Il y avait quelques trucs qui nous chiffonnaient. D’abord certains grands gourous pédagogiques venus nous expliquer n’étaient pas les praticiens : par exemple la gentille inspectrice venue dans mon collège, n’a elle-même enseigné qu’en classe prépa. Mais elle était très douée pour nous expliquer l’aide personnalisée en classe entière dans le 93. Soit. Et puis quiconque émettait une critique même argumentée, se voyait brutalement renvoyé dans les cordes par ces mêmes excellents pédagogues : ce n’était pas eux qui expliquaient mal un truc incompréhensible, c’est nous ne comprenions pas. Des collègues qui préféraient travailler avec leurs élèves que de subir des journées multiples et à rallonges ont été comptés comme grévistes. La propagande idéologique ne tolérait pas la contestation.

Et puis à la rentrée : application ! Application large et radicale. Tous les niveaux d’enseignement du collège sont concernés, de la 6e à la 3e. Il a fallu changer tous les manuels d’un coup (42 000 € pour mon collège) et nous, revoir tous nos cours. A la poubelle ce que nous faisions ! Au travail les profs de langues qui ont inauguré la LV2 en 5e sans manuel et sans préparation ! Comme si cela ne suffisait pas il a fallu aussi mettre en place l’AP (aide personnalisée) et les EPI (Enseignements pratiques interdisciplinaires), et tout de suite. L’AP se déroule en classe entière, donc 30 élèves chez nous : où est passé le P de personnalisé ? Les collègues n’ont aucune idée de ce qu’il faut y faire donc beaucoup se contentent de continuer leurs cours… quand c’est bien leur classe qu’ils ont en charge. Pour les EPI, notre chef fait dans le volontarisme depuis la rentrée. Chaque classe doit avoir son EPI de la 5e à la 3e. Tous les anciens projets ont été baptisés EPI et ils sont devenus plus rigides et plus directifs pour ceux qui les faisaient. Par exemple je faisais quelque chose autour des Hôtels particuliers avec des collèges de techno ou de lettres : devenu un EPI nous ne sommes plus libres de l’évaluation, il faut cadrer avec les EPI et la démarche par compétences. La confiance et la liberté se sont envolées. Pour les classes qui ne font pas d’EPI il a fallu en faire d’urgence. Les collègues se bousculant pas, c’est devenu l’injonction, voire le harcèlement (le mot n’est pas de moi, mais d’un collègue… du SGEN !). Mais comment penser que l’on puisse tout d’un coup trouver à faire à grande échelle, avec les élèves et les collègues, des choses intéressantes, intelligentes, pensées, sans nous laisser le temps ? Chaque projet que j’ai monté durant ma carrière m’a toujours demandé des mois de réflexions et il n’a jamais été finalisé la première année. Mais cette année, un EPI par classe dès le 1er trimestre ! C’est dans les objectif du Gosplan !

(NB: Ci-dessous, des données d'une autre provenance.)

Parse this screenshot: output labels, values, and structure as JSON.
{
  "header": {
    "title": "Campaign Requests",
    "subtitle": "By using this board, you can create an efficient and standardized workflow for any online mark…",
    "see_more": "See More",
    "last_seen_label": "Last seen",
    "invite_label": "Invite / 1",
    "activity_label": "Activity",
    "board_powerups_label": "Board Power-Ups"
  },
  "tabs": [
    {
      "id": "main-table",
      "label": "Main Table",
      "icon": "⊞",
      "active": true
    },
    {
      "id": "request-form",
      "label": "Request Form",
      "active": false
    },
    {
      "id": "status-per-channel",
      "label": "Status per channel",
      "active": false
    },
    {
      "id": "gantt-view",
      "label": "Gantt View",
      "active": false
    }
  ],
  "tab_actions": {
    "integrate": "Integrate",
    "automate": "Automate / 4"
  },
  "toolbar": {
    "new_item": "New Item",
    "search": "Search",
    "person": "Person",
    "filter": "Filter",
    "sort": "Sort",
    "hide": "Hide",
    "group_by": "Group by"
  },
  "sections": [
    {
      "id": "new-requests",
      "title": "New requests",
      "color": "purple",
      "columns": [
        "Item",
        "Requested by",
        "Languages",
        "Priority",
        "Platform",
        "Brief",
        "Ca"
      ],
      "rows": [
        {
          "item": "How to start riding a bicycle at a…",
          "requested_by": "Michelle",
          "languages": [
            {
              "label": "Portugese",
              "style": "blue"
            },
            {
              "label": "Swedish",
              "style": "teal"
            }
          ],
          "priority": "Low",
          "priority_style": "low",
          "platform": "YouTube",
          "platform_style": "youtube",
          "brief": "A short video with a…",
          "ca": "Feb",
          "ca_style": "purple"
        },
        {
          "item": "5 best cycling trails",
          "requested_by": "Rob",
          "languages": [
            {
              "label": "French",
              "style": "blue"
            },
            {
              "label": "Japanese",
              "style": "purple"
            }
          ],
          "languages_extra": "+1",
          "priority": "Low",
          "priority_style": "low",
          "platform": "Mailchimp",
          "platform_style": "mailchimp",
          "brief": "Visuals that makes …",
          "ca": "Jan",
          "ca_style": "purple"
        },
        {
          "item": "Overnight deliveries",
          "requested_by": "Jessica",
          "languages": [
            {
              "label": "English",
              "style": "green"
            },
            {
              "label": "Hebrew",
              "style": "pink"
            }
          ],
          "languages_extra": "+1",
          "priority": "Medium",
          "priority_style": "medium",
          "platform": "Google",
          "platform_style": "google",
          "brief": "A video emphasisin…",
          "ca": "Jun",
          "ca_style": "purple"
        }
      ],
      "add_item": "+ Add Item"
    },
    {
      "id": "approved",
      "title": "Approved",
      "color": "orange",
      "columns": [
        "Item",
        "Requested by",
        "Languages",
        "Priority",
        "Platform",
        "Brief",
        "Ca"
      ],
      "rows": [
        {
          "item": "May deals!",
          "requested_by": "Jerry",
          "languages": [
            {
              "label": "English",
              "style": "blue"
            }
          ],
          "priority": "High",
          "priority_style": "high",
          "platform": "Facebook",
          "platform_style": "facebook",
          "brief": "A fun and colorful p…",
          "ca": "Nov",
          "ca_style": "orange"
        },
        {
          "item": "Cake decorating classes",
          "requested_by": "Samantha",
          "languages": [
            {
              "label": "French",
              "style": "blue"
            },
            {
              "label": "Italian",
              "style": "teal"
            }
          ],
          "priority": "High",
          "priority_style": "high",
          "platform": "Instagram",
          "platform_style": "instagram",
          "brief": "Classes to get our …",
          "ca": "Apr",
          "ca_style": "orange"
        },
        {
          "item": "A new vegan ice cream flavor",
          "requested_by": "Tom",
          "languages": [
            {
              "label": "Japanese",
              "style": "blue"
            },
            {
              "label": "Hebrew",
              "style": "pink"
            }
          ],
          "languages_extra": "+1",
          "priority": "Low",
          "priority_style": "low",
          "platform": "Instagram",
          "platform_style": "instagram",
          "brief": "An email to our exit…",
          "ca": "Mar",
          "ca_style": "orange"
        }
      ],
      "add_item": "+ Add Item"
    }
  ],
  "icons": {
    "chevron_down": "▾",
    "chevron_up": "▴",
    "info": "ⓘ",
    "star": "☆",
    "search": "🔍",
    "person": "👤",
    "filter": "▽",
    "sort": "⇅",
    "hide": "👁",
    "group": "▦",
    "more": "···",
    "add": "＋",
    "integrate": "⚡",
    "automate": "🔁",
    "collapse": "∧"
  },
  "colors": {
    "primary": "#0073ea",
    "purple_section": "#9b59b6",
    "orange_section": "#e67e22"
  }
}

Donc, après s’être attelés à refaire tous nos cours, faire malgré tout quelques EPI, nous voilà à la croisée de l’évaluation avec la fin du trimestre et le nouveau brevet qui se profile à l’horizon. Le LSUN (Livret Scolaire Unique Numérique) devient le cadre de l’évaluation qui n’est plus celle des disciplines mais celle des compétences de manière transversale entre les disciplines. La déclinaison pour l’instant avec l’outil informatique du collège, ce sont 105 items (105 ! c'est assez ridicule, non ?) à valider par classe. Et nous n’avons pas encore totalement basculé vers l’évaluation individuelle des élèves par compétence pour lesquelles nous seront censés nous concerter. Quand ? Quand nous aurons fini de revoir nos cours et de monter des EPI ? Donc… la nuit ? le dimanche ? Au collège ? Par voie électronique ?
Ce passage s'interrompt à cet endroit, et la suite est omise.